Ingénierie des pratiques collectives

Note de lecture par DELORME Robert

Voici un livre attachant et sans doute déroutant pour beaucoup de personnes, et une note qui pourra susciter de la perplexité puisque je suis l'un des quarante neuf contributeurs à cet ouvrage. Aussi je mets cartes sur table d'entrée de jeu : j'essaierai d'exprimer un point de vue de l'intérieur de cette pratique collective mais aussi de prendre de la distance en livrant ce qui, au fond, reviendra à une autocritique.

Ce livre résulte d'un Grand Atelier du Programme Européen de Modélisation de la complexité tenu en novembre 1998 au Futuroscope à Poitiers, organisé sur l'initiative de Marie-José Avenier qui en avait formulé le projet sous la forme de la question : L'intervention délibérée en situation complexe : quelles connaissances actionnables ? On me permettra au passage d'avouer que " connaissance pour l'action " me paraît être au moins aussi compréhensible que " connaissance actionnable ". L'ouvrage est cependant beaucoup plus que des actes d'un colloque. Car, au-delà des témoignages demandés aux participants, il a donné lieu à un travail spécifique de synthèse et commentaires qui a impliqué une vingtaine de personnes ayant préparé, chacune, un texte original postérieurement à l'atelier, à partir des échanges de l'atelier.

On doit à M.-J. Avenier d'avoir su créer une occasion unique de rencontre, avec unité de temps et de lieu, entre des praticiens et chercheurs de champs très divers, travailleurs sociaux, psychothérapeutes, médecins, dirigeants d'entreprises, ingénieurs, consultants, enseignants, etc. et chercheurs en sciences humaines et sociales : gestion, économie, sociologie, droit, sciences du langage, science de l'éducation, etc.

Il est tout de même peu courant de mettre des personnes aussi diverses en situation de se rencontrer autrement que dans leurs cadres habituels, professionnel, académique ou disciplinaire, pour échanger sur leurs expériences et leurs connaissances respectives en répondant à la question mentionnée plus haut et en amorçant ainsi les premiers pas d'une co-réflexion sur, et d'une co-construction de connaissances pour l'action.

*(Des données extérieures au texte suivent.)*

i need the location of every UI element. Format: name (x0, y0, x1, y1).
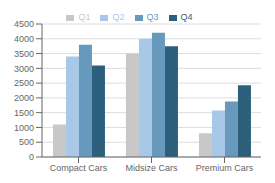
svg-text:500: 500 (19, 137, 34, 147)
svg-text:Midsize Cars: Midsize Cars (125, 163, 178, 173)
html-text:Q3: Q3 (146, 12, 159, 22)
html-text:Q1: Q1 (78, 12, 91, 22)
svg-text:Premium Cars: Premium Cars (196, 163, 254, 173)
svg-text:0: 0 (29, 152, 34, 162)
svg-text:4000: 4000 (14, 34, 34, 44)
svg-text:2000: 2000 (14, 93, 34, 103)
svg-text:1500: 1500 (14, 108, 34, 118)
svg-text:2500: 2500 (14, 78, 34, 88)
html-text:Q4: Q4 (180, 12, 193, 22)
svg-text:1000: 1000 (14, 123, 34, 133)
html-text:Q2: Q2 (112, 12, 125, 22)
svg-text:4500: 4500 (14, 19, 34, 29)
svg-text:3000: 3000 (14, 64, 34, 74)
svg-text:3500: 3500 (14, 49, 34, 59)
svg-text:Compact Cars: Compact Cars (50, 163, 108, 173)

L'action dont il s'agit est l'action collective intentionnelle se déroulant dans des contextes complexes, c'est-à-dire irréductibles à un modèle fini. Dans ces contextes, la programmation fine des actions individuelles en vue de leur coordination est inefficace car elle ne permet pas de s'adapter à des situations non prévues lors de la programmation des actions. D'où l'intérêt d'une certaine autonomie des acteurs et le problème, qui en découle, de la congruence entre elles d'actions décidées de manière autonome.

Trois processus sont mis en relief, ceux de formation de confiance, d'accompagnement et de cognition collective. Ils ouvrent la voie à une réflexion sur l'intervention délibérée en situation complexe. Cela forme la trame du livre, divisé en quatre parties comprenant chacune une présentation de témoignages de praticiens, une synthèse et une mise en perspective. Des exemples donneront une idée de la diversité des expériences exposées : insertion de personnes en difficulté, réhabilitation des conditions de vie dans des territoires faiblement contaminés par des radiations nucléaires, pour la formation de confiance ; course en haute montagne (" la cordée "), soins palliatifs, pour l'accompagnement ; quatuor à cordes et jazz band (" le quatuor ") pour la cognition collective ;enfin, grande misère (ATD Quart Monde et Alliance pour un Monde Responsable et Solidaire) pour l'intervention délibérée en situation complexe.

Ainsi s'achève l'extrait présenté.